About midnight, the very night after Joan had taken lodging in Widow Milton’s cottage, Mabel Saker was in her bedroom unravelling her dark hair. To her came Ophelia fully dressed, her face pale as china, her lips almost bloodless, her eyes peculiarly bright. There was a restrained fury in her look, an atmosphere about her that boded ill for the friendship between the two.

It was a woman’s quarrel that night, swift, malicious, and contemptible. As is the case in some such feminine fracas, the disputants grew the more bitter, the more icily eager with every word. Gibe stabbed at gibe and taunt at taunt. There was no generosity in their passion to give human pathos to the scene.

Ophelia leaned against an escritoire and watched with her hard blue eyes the flushed and dishevelled woman before her.
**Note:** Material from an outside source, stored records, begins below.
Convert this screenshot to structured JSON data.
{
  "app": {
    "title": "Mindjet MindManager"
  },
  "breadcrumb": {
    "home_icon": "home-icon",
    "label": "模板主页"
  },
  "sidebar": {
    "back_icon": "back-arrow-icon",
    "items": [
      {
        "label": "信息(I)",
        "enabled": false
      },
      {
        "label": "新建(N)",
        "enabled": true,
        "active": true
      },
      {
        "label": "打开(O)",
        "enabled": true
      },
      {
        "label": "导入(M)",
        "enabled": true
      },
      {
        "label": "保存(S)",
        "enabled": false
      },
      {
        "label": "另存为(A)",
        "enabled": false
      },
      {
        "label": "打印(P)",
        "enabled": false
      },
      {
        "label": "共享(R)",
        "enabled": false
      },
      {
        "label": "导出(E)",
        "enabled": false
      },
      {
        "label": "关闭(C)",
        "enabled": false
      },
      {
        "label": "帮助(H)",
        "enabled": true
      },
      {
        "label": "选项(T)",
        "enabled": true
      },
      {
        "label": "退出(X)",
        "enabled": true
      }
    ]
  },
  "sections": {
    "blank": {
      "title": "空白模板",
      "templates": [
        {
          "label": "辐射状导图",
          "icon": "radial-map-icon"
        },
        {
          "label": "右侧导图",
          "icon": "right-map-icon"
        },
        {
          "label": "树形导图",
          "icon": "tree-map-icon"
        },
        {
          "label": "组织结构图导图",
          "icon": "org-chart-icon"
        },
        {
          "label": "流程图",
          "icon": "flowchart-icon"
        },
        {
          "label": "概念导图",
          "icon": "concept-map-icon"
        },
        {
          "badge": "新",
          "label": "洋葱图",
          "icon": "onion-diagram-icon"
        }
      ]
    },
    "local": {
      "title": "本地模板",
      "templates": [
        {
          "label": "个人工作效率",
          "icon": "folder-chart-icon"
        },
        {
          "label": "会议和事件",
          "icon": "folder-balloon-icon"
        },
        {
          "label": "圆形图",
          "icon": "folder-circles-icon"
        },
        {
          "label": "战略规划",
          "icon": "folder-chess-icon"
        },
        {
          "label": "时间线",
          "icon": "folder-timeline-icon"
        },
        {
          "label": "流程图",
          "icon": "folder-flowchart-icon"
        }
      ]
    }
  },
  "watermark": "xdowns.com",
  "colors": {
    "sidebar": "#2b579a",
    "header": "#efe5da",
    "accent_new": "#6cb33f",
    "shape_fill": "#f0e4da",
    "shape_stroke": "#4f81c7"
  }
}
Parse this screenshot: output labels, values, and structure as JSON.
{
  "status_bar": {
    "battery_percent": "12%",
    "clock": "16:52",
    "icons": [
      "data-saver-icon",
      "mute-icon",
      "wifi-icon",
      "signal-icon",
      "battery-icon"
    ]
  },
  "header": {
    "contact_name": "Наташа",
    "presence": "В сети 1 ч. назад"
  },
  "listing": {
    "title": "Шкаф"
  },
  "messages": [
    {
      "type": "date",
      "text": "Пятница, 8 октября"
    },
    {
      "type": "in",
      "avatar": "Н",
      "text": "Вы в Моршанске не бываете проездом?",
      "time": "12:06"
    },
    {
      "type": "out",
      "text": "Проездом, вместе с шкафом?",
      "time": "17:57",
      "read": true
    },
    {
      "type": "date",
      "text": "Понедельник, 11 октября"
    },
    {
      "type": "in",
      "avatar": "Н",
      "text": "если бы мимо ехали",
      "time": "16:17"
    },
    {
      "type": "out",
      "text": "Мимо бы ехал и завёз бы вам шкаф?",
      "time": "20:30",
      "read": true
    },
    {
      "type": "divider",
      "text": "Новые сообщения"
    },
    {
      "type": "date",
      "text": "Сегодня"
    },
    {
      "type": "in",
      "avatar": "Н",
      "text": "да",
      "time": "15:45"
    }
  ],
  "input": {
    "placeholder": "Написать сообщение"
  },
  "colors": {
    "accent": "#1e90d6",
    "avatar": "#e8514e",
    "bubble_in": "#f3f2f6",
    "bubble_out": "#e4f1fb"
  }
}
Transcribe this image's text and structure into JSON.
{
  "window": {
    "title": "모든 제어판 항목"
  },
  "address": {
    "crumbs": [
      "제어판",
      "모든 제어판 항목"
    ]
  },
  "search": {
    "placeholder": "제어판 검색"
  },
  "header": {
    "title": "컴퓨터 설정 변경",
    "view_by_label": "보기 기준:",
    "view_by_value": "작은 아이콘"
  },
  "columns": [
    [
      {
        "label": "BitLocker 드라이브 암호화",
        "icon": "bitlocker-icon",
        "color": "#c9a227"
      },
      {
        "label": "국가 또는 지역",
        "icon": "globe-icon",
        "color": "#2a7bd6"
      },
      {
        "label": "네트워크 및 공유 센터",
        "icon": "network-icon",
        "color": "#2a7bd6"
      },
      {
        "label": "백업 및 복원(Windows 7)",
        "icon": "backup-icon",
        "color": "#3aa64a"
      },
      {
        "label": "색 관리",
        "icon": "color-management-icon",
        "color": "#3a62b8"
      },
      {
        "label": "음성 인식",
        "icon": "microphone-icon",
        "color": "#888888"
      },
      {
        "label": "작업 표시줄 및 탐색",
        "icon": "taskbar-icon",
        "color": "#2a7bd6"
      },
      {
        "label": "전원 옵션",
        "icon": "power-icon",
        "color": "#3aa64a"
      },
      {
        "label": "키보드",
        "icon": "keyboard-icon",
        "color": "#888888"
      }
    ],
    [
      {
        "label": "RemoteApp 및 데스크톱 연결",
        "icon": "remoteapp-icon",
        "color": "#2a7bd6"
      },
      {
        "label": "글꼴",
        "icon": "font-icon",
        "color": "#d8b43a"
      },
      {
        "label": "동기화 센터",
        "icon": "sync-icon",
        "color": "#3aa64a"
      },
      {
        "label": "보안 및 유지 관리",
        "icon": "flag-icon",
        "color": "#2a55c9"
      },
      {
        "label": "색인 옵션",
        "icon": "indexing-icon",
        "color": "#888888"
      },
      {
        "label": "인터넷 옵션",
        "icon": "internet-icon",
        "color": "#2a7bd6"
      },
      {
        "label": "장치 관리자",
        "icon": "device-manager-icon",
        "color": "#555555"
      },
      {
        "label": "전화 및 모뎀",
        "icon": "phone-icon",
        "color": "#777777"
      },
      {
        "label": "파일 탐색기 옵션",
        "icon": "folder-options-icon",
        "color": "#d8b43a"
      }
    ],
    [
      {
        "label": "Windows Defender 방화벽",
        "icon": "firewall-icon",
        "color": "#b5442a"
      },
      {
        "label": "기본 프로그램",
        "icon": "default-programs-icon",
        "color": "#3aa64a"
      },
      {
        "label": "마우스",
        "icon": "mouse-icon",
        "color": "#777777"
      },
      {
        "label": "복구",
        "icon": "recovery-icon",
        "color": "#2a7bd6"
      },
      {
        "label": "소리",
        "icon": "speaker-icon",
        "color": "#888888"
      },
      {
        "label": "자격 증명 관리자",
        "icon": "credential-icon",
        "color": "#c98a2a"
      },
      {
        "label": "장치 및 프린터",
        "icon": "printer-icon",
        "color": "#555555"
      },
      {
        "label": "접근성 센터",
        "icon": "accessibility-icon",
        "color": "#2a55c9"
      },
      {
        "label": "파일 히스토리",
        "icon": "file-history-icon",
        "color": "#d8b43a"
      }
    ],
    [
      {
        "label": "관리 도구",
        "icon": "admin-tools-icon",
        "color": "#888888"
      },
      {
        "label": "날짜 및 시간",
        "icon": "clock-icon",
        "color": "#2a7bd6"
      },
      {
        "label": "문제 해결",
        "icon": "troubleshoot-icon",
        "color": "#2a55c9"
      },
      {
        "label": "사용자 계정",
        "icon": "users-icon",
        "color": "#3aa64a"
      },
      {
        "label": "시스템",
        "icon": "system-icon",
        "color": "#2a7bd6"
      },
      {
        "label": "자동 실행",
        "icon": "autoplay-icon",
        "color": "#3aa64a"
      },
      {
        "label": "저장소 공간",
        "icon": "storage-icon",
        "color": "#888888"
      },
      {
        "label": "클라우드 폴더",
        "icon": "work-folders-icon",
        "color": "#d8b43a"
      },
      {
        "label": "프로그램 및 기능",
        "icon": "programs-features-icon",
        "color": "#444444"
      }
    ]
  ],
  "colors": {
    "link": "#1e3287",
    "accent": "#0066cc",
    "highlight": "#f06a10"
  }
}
They were both breathless for the moment, like two duellists who shrink back dazed after some fierce locking of their swords. The younger woman tossed back her hair, her bosom rising and falling rapidly as in an ecstasy of unspeakable anger.

“Are you mad?” she said. “This is too utterly ridiculous.”

Ophelia laughed, her white face shining with her scorn.

“It is the fashion to think others ridiculous,” she retorted, “when all the folly is one’s own.”

“Tell me, whose fault is it?”

“I am asking you the same question.”

“Because a man pays me small attentions am I to snub him like a barmaid?”

“Small attentions—well phrased, indeed!”